Narrated by Christina Moore
10 hours
Published January 2017 by Mariner Books
Publisher's Summary:
Deputy sheriff Constance Kopp stands up to the “morality” laws of 1916, defending the independent young women in her prison against dubious charges when no one else will. From the patriotic Edna Heustis, who left home to work in a munitions factory, to the sixteen-year-old runaway Minnie Davis, these and other publicly shamed women who were packed off to a state-run reformatory find an unlikely ally in Constance, who uses her authority — and occasionally exceeds it — to investigate and defend them at all costs. But it's Constance's sister Fleurette who forces her to reckon with her own ideas of how a young woman should and shouldn't behave. Set against the backdrop of World War I, and drawn from true characters and events, this novel is timeless in its themes of justice and equality, and is sure to delight fans of historical and detective fiction alike.
I'm failing, lately, at getting reviews written. To the extent that I struggle to remember books by the time I finally write the reviews or to summon up what my immediate feelings were about the book. It's been a few weeks since I listened to this one and it's fading, I'm sorry to say. Which may say as much about my feelings about the book as it does about the length of time it took me to write this review.
I love the idea of Constance Kopp, a woman firmly in a man's world but not afraid to stand up to them. I love it even more that the character of Constance Kopp is based on real woman of the same name. In fact, many of the characters in this series are based on the real people who Constance was in contact with, including her sisters, Norma and Fleurette and Sheriff Robert Heath. Here she's also included Edna Heustis, May Ward, and Freeman Bernstein. Amy Stewart takes these people and some of the facts of their lives, and weaves stories around them, in no small part in order to paint a picture of what life was like for women of the time.
In this book, that's the primary purpose of the book. There is no crime to solve, no real suspense. The cases Stewart writes about are based on things that actually happened to women of the time to focus on the constraints put on women at the turn of the last century - social, economic, and legal. Women were being arrested on morals charges and charged with such things as "waywardness." Women found guilty (and I imagine most were) who were under the age of 21 were sent to reformatories where they were held until they where of age but that was not the end of the state's control; once arrested, the women were, more or less, forced into the kinds of lives the "moral" folk believed they should live.
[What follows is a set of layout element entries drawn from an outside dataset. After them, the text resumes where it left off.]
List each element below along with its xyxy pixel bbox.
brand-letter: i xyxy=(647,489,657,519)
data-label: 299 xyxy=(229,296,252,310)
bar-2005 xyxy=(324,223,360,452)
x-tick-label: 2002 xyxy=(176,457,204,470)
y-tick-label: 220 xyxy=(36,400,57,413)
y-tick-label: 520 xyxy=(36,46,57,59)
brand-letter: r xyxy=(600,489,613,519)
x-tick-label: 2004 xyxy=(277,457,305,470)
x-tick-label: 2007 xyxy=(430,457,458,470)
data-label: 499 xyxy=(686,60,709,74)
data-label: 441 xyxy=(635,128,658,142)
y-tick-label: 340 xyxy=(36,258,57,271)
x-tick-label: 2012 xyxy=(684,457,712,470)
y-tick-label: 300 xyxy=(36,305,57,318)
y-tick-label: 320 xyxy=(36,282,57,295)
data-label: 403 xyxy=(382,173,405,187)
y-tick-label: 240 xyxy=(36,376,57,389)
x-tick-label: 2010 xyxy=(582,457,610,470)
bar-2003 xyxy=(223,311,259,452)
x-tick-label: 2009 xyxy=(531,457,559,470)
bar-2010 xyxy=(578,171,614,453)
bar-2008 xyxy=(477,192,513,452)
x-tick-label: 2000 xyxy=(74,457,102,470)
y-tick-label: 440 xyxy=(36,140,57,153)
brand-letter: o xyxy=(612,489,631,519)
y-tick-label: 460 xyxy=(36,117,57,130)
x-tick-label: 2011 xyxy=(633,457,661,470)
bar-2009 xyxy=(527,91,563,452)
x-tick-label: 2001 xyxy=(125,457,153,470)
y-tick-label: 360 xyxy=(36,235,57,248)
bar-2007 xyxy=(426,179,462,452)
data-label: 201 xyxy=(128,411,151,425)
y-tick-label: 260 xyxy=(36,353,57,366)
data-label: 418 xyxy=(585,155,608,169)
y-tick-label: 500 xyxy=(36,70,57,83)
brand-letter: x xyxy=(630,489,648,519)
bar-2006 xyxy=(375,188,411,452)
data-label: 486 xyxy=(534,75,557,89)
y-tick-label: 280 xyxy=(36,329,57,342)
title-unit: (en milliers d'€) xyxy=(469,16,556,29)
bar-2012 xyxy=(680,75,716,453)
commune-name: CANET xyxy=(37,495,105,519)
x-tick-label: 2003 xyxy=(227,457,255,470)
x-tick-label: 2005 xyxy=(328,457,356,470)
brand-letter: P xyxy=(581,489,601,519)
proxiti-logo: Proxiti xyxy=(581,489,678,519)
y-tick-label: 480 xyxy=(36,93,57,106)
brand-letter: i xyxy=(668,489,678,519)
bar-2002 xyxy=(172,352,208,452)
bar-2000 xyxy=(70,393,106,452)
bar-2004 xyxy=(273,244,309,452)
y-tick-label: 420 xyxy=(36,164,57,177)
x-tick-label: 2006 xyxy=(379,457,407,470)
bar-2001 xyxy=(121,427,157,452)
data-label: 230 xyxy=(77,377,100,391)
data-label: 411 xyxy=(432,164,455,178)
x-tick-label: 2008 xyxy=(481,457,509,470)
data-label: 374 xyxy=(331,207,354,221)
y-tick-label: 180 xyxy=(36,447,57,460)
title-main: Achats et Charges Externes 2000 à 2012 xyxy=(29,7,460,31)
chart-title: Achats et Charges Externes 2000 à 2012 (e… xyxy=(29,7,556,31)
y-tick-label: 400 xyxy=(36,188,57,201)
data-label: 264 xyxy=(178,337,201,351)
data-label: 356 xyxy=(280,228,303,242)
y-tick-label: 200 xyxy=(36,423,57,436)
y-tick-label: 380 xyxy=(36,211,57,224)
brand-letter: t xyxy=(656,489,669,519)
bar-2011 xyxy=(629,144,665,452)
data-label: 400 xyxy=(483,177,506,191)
When Edna Heustis is arrested on just such a charge, Constance steps in and takes the investigation of the charges into her own hands, angering the prosecutor and setting herself up to take on more cases.
One of the things I enjoy about these books is the humor they are filled with. While sister Norma becomes thornier (and Constance begins to despair the idea of spending the rest of her days with Norma), she becomes funnier for the readers. Her responses to the many marriage proposals Constance receives (thanks to the press she receives), are hilarious. When Fleurette runs off with May Ward's vaudeville troupe without telling her sisters, Norma fears the worst and sets of trying to solve this case on her own. Constance's main concern is that Fleurette will end up being one of the young girls arrested on morals charges, but she is also frustrated by Norma's actions at every turn.
Not my favorite of the Kopp sisters books, but there is still, even with the humor and a feeling of lightness, a lot to think about here.
I hadn’t heard of this series. Appreciated the review.